Western Australia is the latest state announcing new “remote witness” facilities for more effective litigation in regional communities.
On 16 November 2007, WA Attorney-General Jim McGinty announced a new remote witness facility set to operate at the Kununurra court-house.
What is a remote witness facility?
Mr McGinty highlighted the features of a remote witness facility include:
- a high-tech audio-visual system to allow vulnerable witnesses, such as victims of crime, to give evidence in a separate room;
- a specially fitted out room at Kununurra’s Coolibah Drive court-house;
- a video display system with large display screens;
- a new audio system; and
- a CCTV connection to the remote witness room.
The system replaces the court’s basic video-conferencing unit, which was wheeled around on a trolley.Remote facilities save time and protects victims of crime
According to the Attorney-General, the aim of the new facility is to:
- provide greater protection when giving evidence in court;
- protect vulnerable witnesses such as children, people suffering mental illness, and victims of family violence or sexual assault;
- allow victims to avoid the anxiety they would experience from face-to-face contact with their alleged assailant.
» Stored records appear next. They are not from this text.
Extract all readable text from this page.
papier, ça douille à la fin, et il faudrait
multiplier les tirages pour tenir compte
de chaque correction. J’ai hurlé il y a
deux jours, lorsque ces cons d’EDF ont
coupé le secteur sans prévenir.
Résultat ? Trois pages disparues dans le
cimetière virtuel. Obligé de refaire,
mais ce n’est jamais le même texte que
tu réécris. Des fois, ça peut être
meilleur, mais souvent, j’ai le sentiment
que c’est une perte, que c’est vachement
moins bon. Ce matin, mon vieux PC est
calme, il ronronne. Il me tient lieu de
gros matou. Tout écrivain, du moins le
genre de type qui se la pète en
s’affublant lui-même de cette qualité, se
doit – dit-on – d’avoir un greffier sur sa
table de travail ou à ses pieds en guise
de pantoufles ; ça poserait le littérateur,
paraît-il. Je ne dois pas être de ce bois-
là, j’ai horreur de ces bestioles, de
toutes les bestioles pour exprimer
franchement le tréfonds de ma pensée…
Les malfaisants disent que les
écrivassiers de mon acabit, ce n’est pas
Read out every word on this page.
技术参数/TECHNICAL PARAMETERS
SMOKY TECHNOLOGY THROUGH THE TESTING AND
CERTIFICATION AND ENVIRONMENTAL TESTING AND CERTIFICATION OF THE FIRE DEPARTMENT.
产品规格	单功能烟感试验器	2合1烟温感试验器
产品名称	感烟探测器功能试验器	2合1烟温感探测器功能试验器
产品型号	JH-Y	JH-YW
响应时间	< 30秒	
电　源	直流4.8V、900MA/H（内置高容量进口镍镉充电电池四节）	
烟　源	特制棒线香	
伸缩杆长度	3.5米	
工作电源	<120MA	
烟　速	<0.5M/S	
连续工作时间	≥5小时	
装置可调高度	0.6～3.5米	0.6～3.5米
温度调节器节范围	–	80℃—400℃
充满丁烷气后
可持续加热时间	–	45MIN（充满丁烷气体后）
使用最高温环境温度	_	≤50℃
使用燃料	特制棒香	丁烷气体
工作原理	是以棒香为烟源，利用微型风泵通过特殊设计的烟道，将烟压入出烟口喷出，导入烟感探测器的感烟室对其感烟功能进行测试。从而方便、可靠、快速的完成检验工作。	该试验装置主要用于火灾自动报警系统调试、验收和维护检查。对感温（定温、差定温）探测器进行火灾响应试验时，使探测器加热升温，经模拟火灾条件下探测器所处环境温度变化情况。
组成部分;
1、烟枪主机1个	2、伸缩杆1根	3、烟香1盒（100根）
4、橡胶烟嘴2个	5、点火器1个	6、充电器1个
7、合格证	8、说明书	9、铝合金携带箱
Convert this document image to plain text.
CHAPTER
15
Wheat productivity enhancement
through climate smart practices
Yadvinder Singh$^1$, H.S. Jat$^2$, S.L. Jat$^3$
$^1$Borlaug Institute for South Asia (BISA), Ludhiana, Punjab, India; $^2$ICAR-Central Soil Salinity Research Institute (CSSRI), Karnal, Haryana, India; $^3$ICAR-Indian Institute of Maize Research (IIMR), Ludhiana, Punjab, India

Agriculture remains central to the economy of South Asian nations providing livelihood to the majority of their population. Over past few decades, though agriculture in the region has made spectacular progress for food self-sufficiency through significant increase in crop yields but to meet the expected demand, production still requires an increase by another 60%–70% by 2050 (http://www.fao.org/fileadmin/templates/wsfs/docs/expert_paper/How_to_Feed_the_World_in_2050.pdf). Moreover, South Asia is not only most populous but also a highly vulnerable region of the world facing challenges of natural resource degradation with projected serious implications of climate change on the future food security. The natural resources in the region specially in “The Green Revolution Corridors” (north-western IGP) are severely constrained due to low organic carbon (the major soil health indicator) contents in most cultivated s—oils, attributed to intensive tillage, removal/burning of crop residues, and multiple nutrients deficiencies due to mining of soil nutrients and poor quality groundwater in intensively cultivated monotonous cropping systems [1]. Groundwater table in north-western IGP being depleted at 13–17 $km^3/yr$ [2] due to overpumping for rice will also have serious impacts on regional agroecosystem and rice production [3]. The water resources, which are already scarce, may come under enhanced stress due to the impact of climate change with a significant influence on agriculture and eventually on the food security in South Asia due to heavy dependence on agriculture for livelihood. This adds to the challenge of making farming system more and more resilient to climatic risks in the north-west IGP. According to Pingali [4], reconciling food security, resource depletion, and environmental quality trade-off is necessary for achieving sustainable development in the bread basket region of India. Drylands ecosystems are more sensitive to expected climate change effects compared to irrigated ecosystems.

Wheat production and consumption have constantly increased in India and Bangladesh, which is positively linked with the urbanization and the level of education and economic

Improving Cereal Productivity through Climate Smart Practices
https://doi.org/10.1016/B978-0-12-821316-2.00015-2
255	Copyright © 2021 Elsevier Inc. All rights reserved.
“Kununurra is the fourth regional court to get the new facilities this year, joining Karratha, Carnarvon and Esperance as part of a $1million regional roll-out of the new technology,” Mr McGinty said.
Kimberley MP Carol Martin also welcomed the new technology, for its potential to save some witnesses time and money in travelling long distances to testify in courts. This is because pre-recorded video testimony could be played to a court instead of a witness appearing in person.
Remote witness facilities are already available in other regional areas in WA such as Albany, Kalgoorlie, Bunbury, Busselton, Geraldton, South Hedland and Broome courts, as well as in some Perth criminal courts.ACT also sets its sights on remote witness facilities
The ACT has also recently announced a push for remote witness facilities, as part of a $4 million initiative to reform the criminal justice system.
According to Mr Corbell in a media release dated 13 November, the Sexual Assault Reform Program stems from concerning reports of the bad experience that victims of sexual assault express about the justice system. The initiative includes $1 million towards establishing an off-site remote witness facilities including fit-out for two court rooms with state-of-the-art technology to enable victims and witnesses to give best evidence without fear and intimidation.
“The injection of nearly $4 million over four years to improve the system’s response to victims of sexual assault will be money well spent if it means that victims feel that reporting to police and participating in the court process has been worthwhile – whatever the outcome of the case,” Mr Corbell said.